At every Kinus, the names of those who died are recited. “This year’s list was very long: the last secretary of the Rebbe, Rabbi Leibel Groner, and we lost Rabbi Steinsaltz and Rabbi Jonathan Sacks. But we’ve added 100 new shluchim this past year in spite of the pandemic,” said Rabbi Shaul Wertheimer, the shliach at Queens College. Although Rabbi Sacks was not a Lubavitcher chasid, his meeting with the Rebbe in 1968 inspired him to study for s’michah and take the pulpit.

The keynote speaker was attorney Nathan Lewin, a prominent defender of Yiddishkeit in legal forums. He spoke of his role in defending the right of shluchim to place menorahs in public squares and ensuring that the Rebbe’s library is preserved as a community property against a member of his family who sought it for himself. Some 15,000 public menorahs are expected this year worldwide as a result of Lewin’s advocacy and the determination of Chabad shluchim.

Another highlight was the farbrengen, which typically begins after Shabbos ends. At this year’s Kinus, the shliach in Australia logged in first and, as the sunset moved west, others joined him, with the Chabad House in Anchorage, Alaska, being among the last to log in for the farbrengen. The singing and storytelling exceeded the world’s 24 time zones.

“Songs, a challenge on Zoom due to the lag between users, took place in a semi-chaotic round with voices from Oslo, Paris, and Portland landing in succession like waves on a beach,” wrote Mordechai Lightstone, the social media editor at Chabad.org. As of Monday evening, the farbrengen was still happening, setting the record as the world’s longest Zoom meeting, with anywhere from a couple of hundred to a thousand participants.

Along with online programs, Chabad continues to provide kosher food packages, candles, literature to the public, and speaking to people at their porches and windows. “The connection with our communities has grown,” said Rabbi Eli Shifrin, the shliach in Little Neck. “It’s the individual attention.”

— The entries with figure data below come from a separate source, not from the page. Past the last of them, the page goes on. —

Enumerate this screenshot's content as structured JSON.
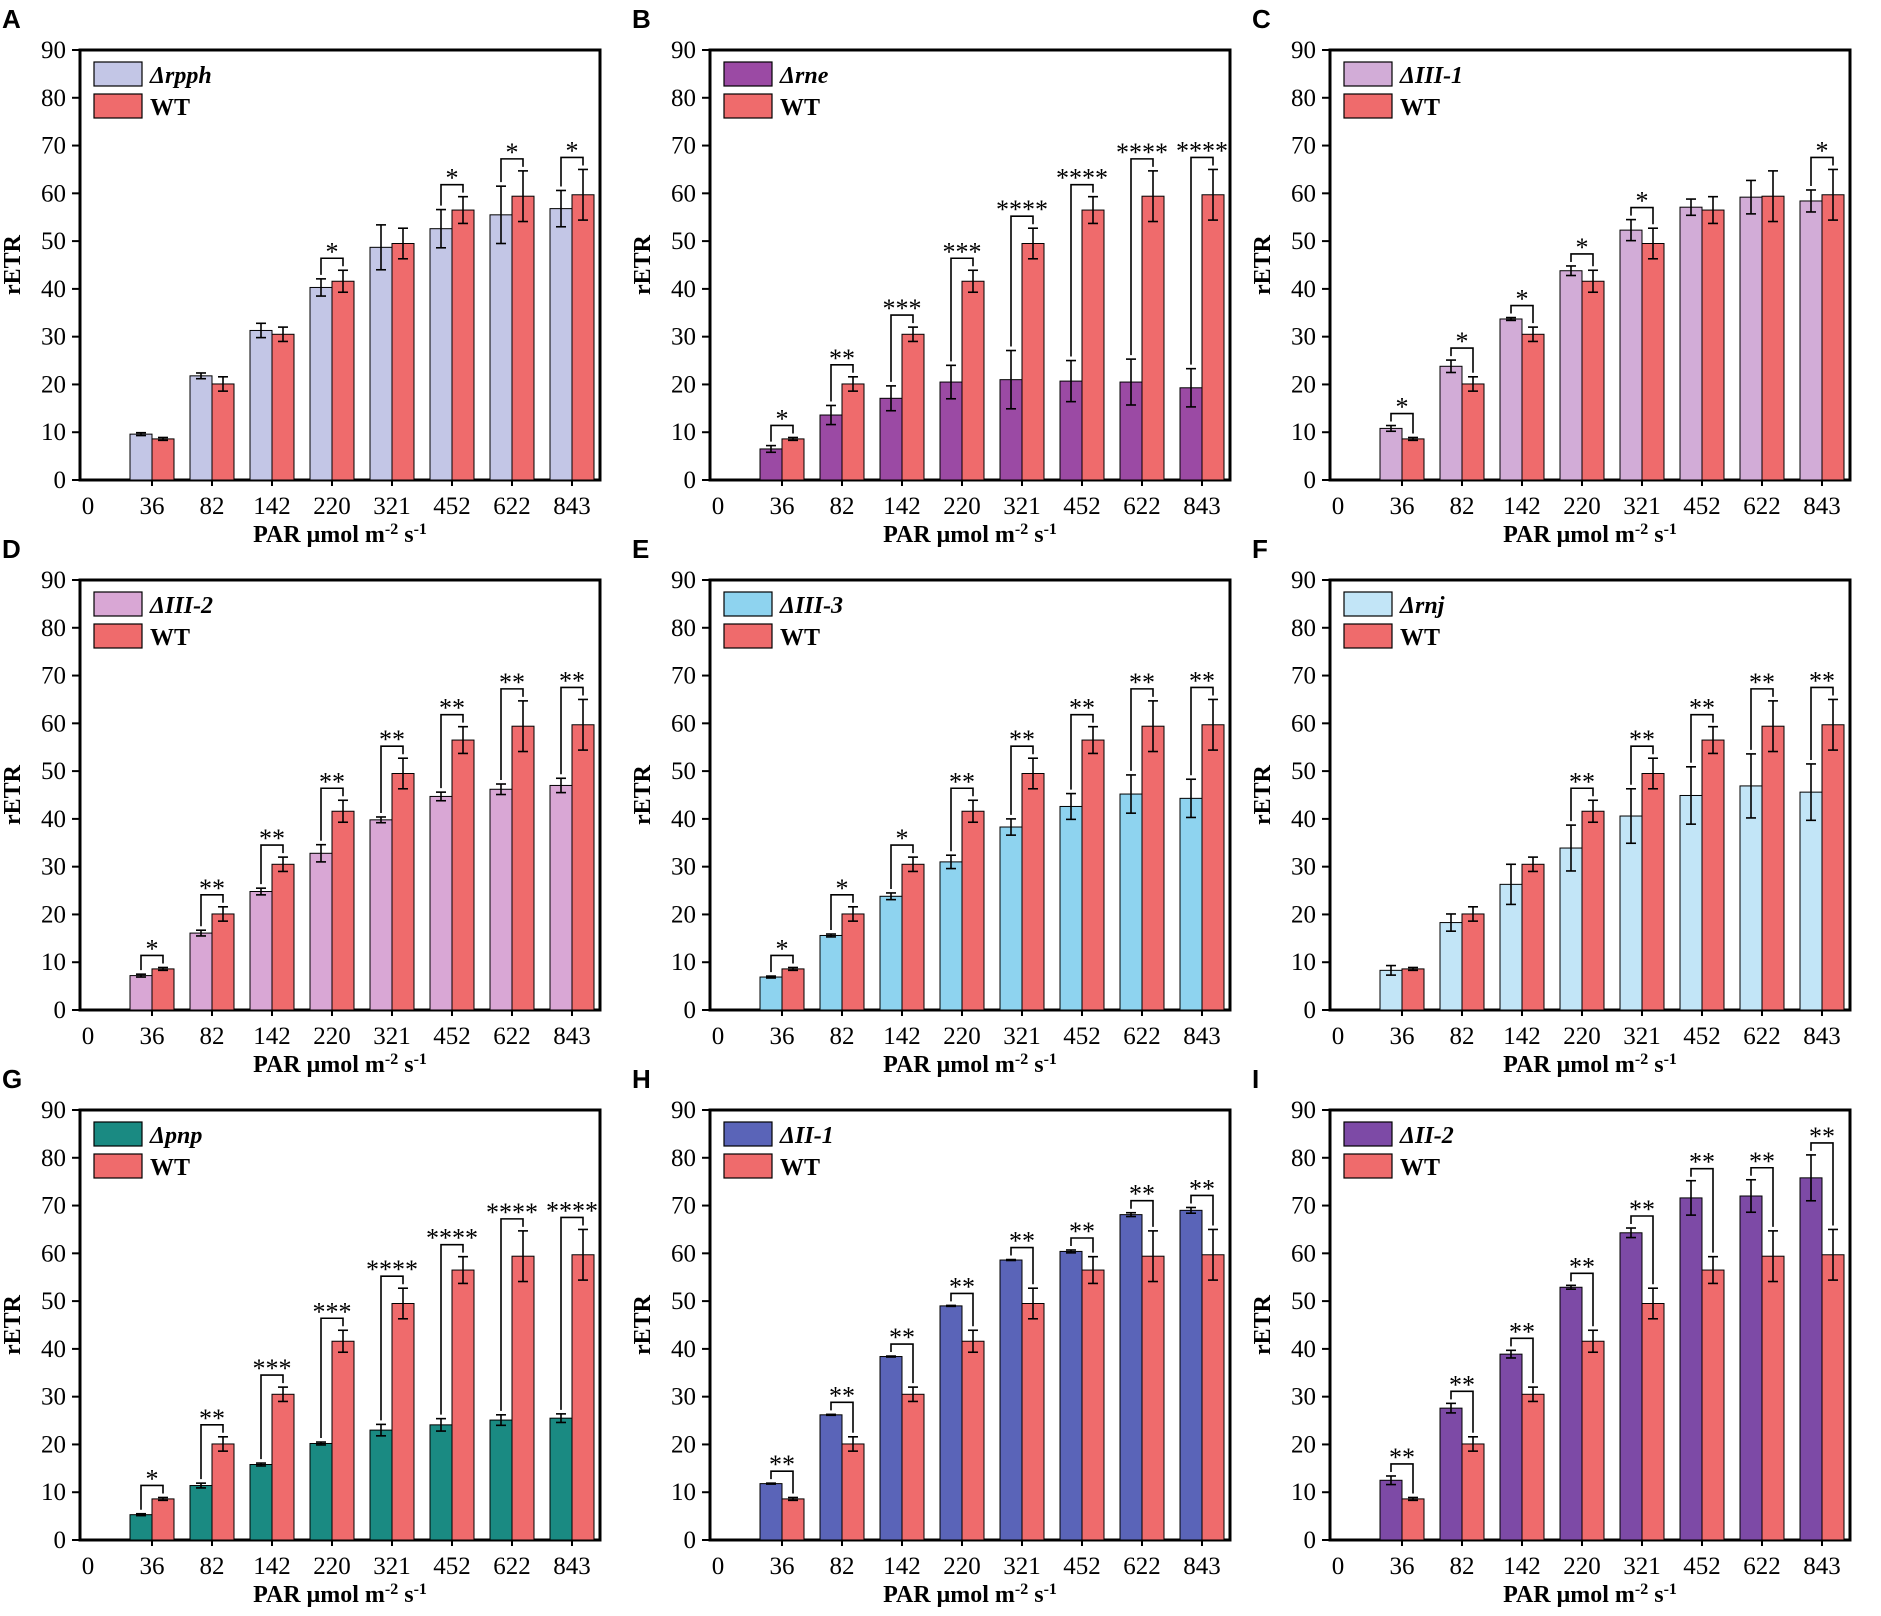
{
  "chart_data": [
    {
      "type": "bar",
      "panel": "A",
      "xlabel": "PAR",
      "ylabel": "rETR",
      "ylim": [
        0,
        90
      ],
      "categories": [
        "36",
        "82",
        "142",
        "220",
        "321",
        "452",
        "622",
        "843"
      ],
      "x_origin_label": "0",
      "series": [
        {
          "name": "Δrpph",
          "color": "#c3c6e6",
          "values": [
            9.6,
            21.8,
            31.3,
            40.3,
            48.7,
            52.6,
            55.5,
            56.8
          ],
          "errors": [
            0.3,
            0.6,
            1.5,
            1.8,
            4.7,
            4.0,
            6.0,
            3.8
          ]
        },
        {
          "name": "WT",
          "color": "#ef6b6c",
          "values": [
            8.6,
            20.1,
            30.5,
            41.6,
            49.5,
            56.5,
            59.4,
            59.7
          ],
          "errors": [
            0.3,
            1.5,
            1.5,
            2.3,
            3.2,
            2.8,
            5.3,
            5.3
          ]
        }
      ],
      "significance": [
        {
          "category": "220",
          "label": "*"
        },
        {
          "category": "452",
          "label": "*"
        },
        {
          "category": "622",
          "label": "*"
        },
        {
          "category": "843",
          "label": "*"
        }
      ]
    },
    {
      "type": "bar",
      "panel": "B",
      "xlabel": "PAR",
      "ylabel": "rETR",
      "ylim": [
        0,
        90
      ],
      "categories": [
        "36",
        "82",
        "142",
        "220",
        "321",
        "452",
        "622",
        "843"
      ],
      "x_origin_label": "0",
      "series": [
        {
          "name": "Δrne",
          "color": "#9b4aa4",
          "values": [
            6.5,
            13.6,
            17.1,
            20.5,
            21.0,
            20.7,
            20.5,
            19.3
          ],
          "errors": [
            0.7,
            2.0,
            2.6,
            3.5,
            6.1,
            4.3,
            4.8,
            4.0
          ]
        },
        {
          "name": "WT",
          "color": "#ef6b6c",
          "values": [
            8.6,
            20.1,
            30.5,
            41.6,
            49.5,
            56.5,
            59.4,
            59.7
          ],
          "errors": [
            0.3,
            1.5,
            1.5,
            2.3,
            3.2,
            2.8,
            5.3,
            5.3
          ]
        }
      ],
      "significance": [
        {
          "category": "36",
          "label": "*"
        },
        {
          "category": "82",
          "label": "**"
        },
        {
          "category": "142",
          "label": "***"
        },
        {
          "category": "220",
          "label": "***"
        },
        {
          "category": "321",
          "label": "****"
        },
        {
          "category": "452",
          "label": "****"
        },
        {
          "category": "622",
          "label": "****"
        },
        {
          "category": "843",
          "label": "****"
        }
      ]
    },
    {
      "type": "bar",
      "panel": "C",
      "xlabel": "PAR",
      "ylabel": "rETR",
      "ylim": [
        0,
        90
      ],
      "categories": [
        "36",
        "82",
        "142",
        "220",
        "321",
        "452",
        "622",
        "843"
      ],
      "x_origin_label": "0",
      "series": [
        {
          "name": "ΔIII-1",
          "color": "#d2acd7",
          "values": [
            10.8,
            23.8,
            33.7,
            43.8,
            52.3,
            57.1,
            59.2,
            58.4
          ],
          "errors": [
            0.6,
            1.3,
            0.3,
            1.0,
            2.2,
            1.7,
            3.5,
            2.3
          ]
        },
        {
          "name": "WT",
          "color": "#ef6b6c",
          "values": [
            8.6,
            20.1,
            30.5,
            41.6,
            49.5,
            56.5,
            59.4,
            59.7
          ],
          "errors": [
            0.3,
            1.5,
            1.5,
            2.3,
            3.2,
            2.8,
            5.3,
            5.3
          ]
        }
      ],
      "significance": [
        {
          "category": "36",
          "label": "*"
        },
        {
          "category": "82",
          "label": "*"
        },
        {
          "category": "142",
          "label": "*"
        },
        {
          "category": "220",
          "label": "*"
        },
        {
          "category": "321",
          "label": "*"
        },
        {
          "category": "843",
          "label": "*"
        }
      ]
    },
    {
      "type": "bar",
      "panel": "D",
      "xlabel": "PAR",
      "ylabel": "rETR",
      "ylim": [
        0,
        90
      ],
      "categories": [
        "36",
        "82",
        "142",
        "220",
        "321",
        "452",
        "622",
        "843"
      ],
      "x_origin_label": "0",
      "series": [
        {
          "name": "ΔIII-2",
          "color": "#d9a7d5",
          "values": [
            7.2,
            16.1,
            24.8,
            32.8,
            39.8,
            44.7,
            46.2,
            47.0
          ],
          "errors": [
            0.3,
            0.6,
            0.7,
            1.8,
            0.6,
            0.9,
            1.1,
            1.5
          ]
        },
        {
          "name": "WT",
          "color": "#ef6b6c",
          "values": [
            8.6,
            20.1,
            30.5,
            41.6,
            49.5,
            56.5,
            59.4,
            59.7
          ],
          "errors": [
            0.3,
            1.5,
            1.5,
            2.3,
            3.2,
            2.8,
            5.3,
            5.3
          ]
        }
      ],
      "significance": [
        {
          "category": "36",
          "label": "*"
        },
        {
          "category": "82",
          "label": "**"
        },
        {
          "category": "142",
          "label": "**"
        },
        {
          "category": "220",
          "label": "**"
        },
        {
          "category": "321",
          "label": "**"
        },
        {
          "category": "452",
          "label": "**"
        },
        {
          "category": "622",
          "label": "**"
        },
        {
          "category": "843",
          "label": "**"
        }
      ]
    },
    {
      "type": "bar",
      "panel": "E",
      "xlabel": "PAR",
      "ylabel": "rETR",
      "ylim": [
        0,
        90
      ],
      "categories": [
        "36",
        "82",
        "142",
        "220",
        "321",
        "452",
        "622",
        "843"
      ],
      "x_origin_label": "0",
      "series": [
        {
          "name": "ΔIII-3",
          "color": "#8ed3ef",
          "values": [
            6.9,
            15.6,
            23.8,
            31.0,
            38.3,
            42.6,
            45.2,
            44.3
          ],
          "errors": [
            0.2,
            0.3,
            0.7,
            1.4,
            1.7,
            2.7,
            4.0,
            4.0
          ]
        },
        {
          "name": "WT",
          "color": "#ef6b6c",
          "values": [
            8.6,
            20.1,
            30.5,
            41.6,
            49.5,
            56.5,
            59.4,
            59.7
          ],
          "errors": [
            0.3,
            1.5,
            1.5,
            2.3,
            3.2,
            2.8,
            5.3,
            5.3
          ]
        }
      ],
      "significance": [
        {
          "category": "36",
          "label": "*"
        },
        {
          "category": "82",
          "label": "*"
        },
        {
          "category": "142",
          "label": "*"
        },
        {
          "category": "220",
          "label": "**"
        },
        {
          "category": "321",
          "label": "**"
        },
        {
          "category": "452",
          "label": "**"
        },
        {
          "category": "622",
          "label": "**"
        },
        {
          "category": "843",
          "label": "**"
        }
      ]
    },
    {
      "type": "bar",
      "panel": "F",
      "xlabel": "PAR",
      "ylabel": "rETR",
      "ylim": [
        0,
        90
      ],
      "categories": [
        "36",
        "82",
        "142",
        "220",
        "321",
        "452",
        "622",
        "843"
      ],
      "x_origin_label": "0",
      "series": [
        {
          "name": "Δrnj",
          "color": "#c2e5f7",
          "values": [
            8.3,
            18.3,
            26.3,
            33.9,
            40.6,
            44.9,
            46.9,
            45.6
          ],
          "errors": [
            1.0,
            1.8,
            4.2,
            4.8,
            5.7,
            6.0,
            6.7,
            5.9
          ]
        },
        {
          "name": "WT",
          "color": "#ef6b6c",
          "values": [
            8.6,
            20.1,
            30.5,
            41.6,
            49.5,
            56.5,
            59.4,
            59.7
          ],
          "errors": [
            0.3,
            1.5,
            1.5,
            2.3,
            3.2,
            2.8,
            5.3,
            5.3
          ]
        }
      ],
      "significance": [
        {
          "category": "220",
          "label": "**"
        },
        {
          "category": "321",
          "label": "**"
        },
        {
          "category": "452",
          "label": "**"
        },
        {
          "category": "622",
          "label": "**"
        },
        {
          "category": "843",
          "label": "**"
        }
      ]
    },
    {
      "type": "bar",
      "panel": "G",
      "xlabel": "PAR",
      "ylabel": "rETR",
      "ylim": [
        0,
        90
      ],
      "categories": [
        "36",
        "82",
        "142",
        "220",
        "321",
        "452",
        "622",
        "843"
      ],
      "x_origin_label": "0",
      "series": [
        {
          "name": "Δpnp",
          "color": "#1a8a82",
          "values": [
            5.3,
            11.4,
            15.8,
            20.2,
            23.0,
            24.1,
            25.1,
            25.5
          ],
          "errors": [
            0.2,
            0.5,
            0.3,
            0.3,
            1.2,
            1.3,
            1.1,
            0.9
          ]
        },
        {
          "name": "WT",
          "color": "#ef6b6c",
          "values": [
            8.6,
            20.1,
            30.5,
            41.6,
            49.5,
            56.5,
            59.4,
            59.7
          ],
          "errors": [
            0.3,
            1.5,
            1.5,
            2.3,
            3.2,
            2.8,
            5.3,
            5.3
          ]
        }
      ],
      "significance": [
        {
          "category": "36",
          "label": "*"
        },
        {
          "category": "82",
          "label": "**"
        },
        {
          "category": "142",
          "label": "***"
        },
        {
          "category": "220",
          "label": "***"
        },
        {
          "category": "321",
          "label": "****"
        },
        {
          "category": "452",
          "label": "****"
        },
        {
          "category": "622",
          "label": "****"
        },
        {
          "category": "843",
          "label": "****"
        }
      ]
    },
    {
      "type": "bar",
      "panel": "H",
      "xlabel": "PAR",
      "ylabel": "rETR",
      "ylim": [
        0,
        90
      ],
      "categories": [
        "36",
        "82",
        "142",
        "220",
        "321",
        "452",
        "622",
        "843"
      ],
      "x_origin_label": "0",
      "series": [
        {
          "name": "ΔII-1",
          "color": "#5a64b8",
          "values": [
            11.8,
            26.2,
            38.4,
            49.0,
            58.6,
            60.4,
            68.1,
            69.0
          ],
          "errors": [
            0.1,
            0.1,
            0.1,
            0.1,
            0.1,
            0.3,
            0.4,
            0.6
          ]
        },
        {
          "name": "WT",
          "color": "#ef6b6c",
          "values": [
            8.6,
            20.1,
            30.5,
            41.6,
            49.5,
            56.5,
            59.4,
            59.7
          ],
          "errors": [
            0.3,
            1.5,
            1.5,
            2.3,
            3.2,
            2.8,
            5.3,
            5.3
          ]
        }
      ],
      "significance": [
        {
          "category": "36",
          "label": "**"
        },
        {
          "category": "82",
          "label": "**"
        },
        {
          "category": "142",
          "label": "**"
        },
        {
          "category": "220",
          "label": "**"
        },
        {
          "category": "321",
          "label": "**"
        },
        {
          "category": "452",
          "label": "**"
        },
        {
          "category": "622",
          "label": "**"
        },
        {
          "category": "843",
          "label": "**"
        }
      ]
    },
    {
      "type": "bar",
      "panel": "I",
      "xlabel": "PAR",
      "ylabel": "rETR",
      "ylim": [
        0,
        90
      ],
      "categories": [
        "36",
        "82",
        "142",
        "220",
        "321",
        "452",
        "622",
        "843"
      ],
      "x_origin_label": "0",
      "series": [
        {
          "name": "ΔII-2",
          "color": "#7d4aa6",
          "values": [
            12.5,
            27.6,
            38.9,
            52.9,
            64.3,
            71.6,
            72.0,
            75.8
          ],
          "errors": [
            0.9,
            1.0,
            0.8,
            0.4,
            1.0,
            3.6,
            3.4,
            4.8
          ]
        },
        {
          "name": "WT",
          "color": "#ef6b6c",
          "values": [
            8.6,
            20.1,
            30.5,
            41.6,
            49.5,
            56.5,
            59.4,
            59.7
          ],
          "errors": [
            0.3,
            1.5,
            1.5,
            2.3,
            3.2,
            2.8,
            5.3,
            5.3
          ]
        }
      ],
      "significance": [
        {
          "category": "36",
          "label": "**"
        },
        {
          "category": "82",
          "label": "**"
        },
        {
          "category": "142",
          "label": "**"
        },
        {
          "category": "220",
          "label": "**"
        },
        {
          "category": "321",
          "label": "**"
        },
        {
          "category": "452",
          "label": "**"
        },
        {
          "category": "622",
          "label": "**"
        },
        {
          "category": "843",
          "label": "**"
        }
      ]
    }
  ],
  "y_ticks": [
    0,
    10,
    20,
    30,
    40,
    50,
    60,
    70,
    80,
    90
  ],
  "xlabel_prefix": "PAR μmol m",
  "xlabel_exp1": "-2",
  "xlabel_mid": " s",
  "xlabel_exp2": "-1"
}
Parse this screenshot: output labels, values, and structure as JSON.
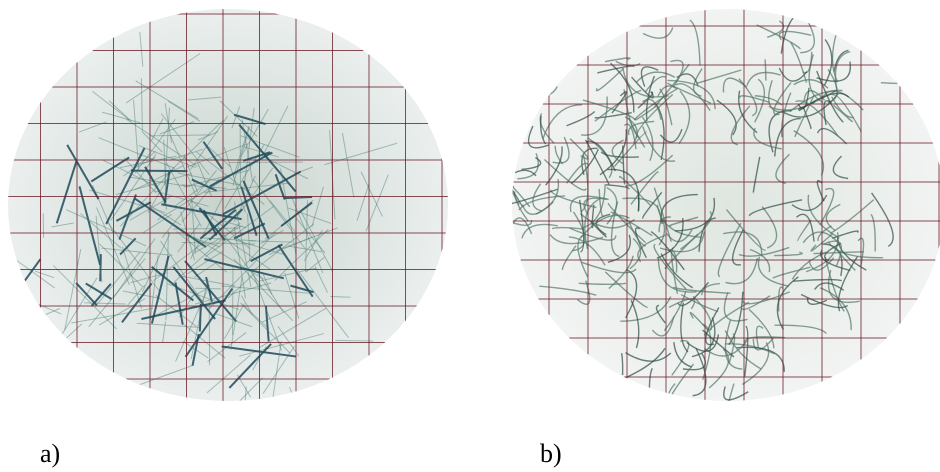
{
  "panels": [
    {
      "label": "a)"
    },
    {
      "label": "b)"
    }
  ]
}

There are 20 Chabad Houses across Queens and 38 on Long Island, serving communities with varying numbers of Jews, including college campuses and hospitals.

“At the beginning of the pandemic, all the shuls and yeshivos closed, but they are open,” said Rabbi Wertheimer. “But they are open in everyone’s home. They’re in everyone’s living room, and we can say the same about this year’s Kinus HaShluchim.”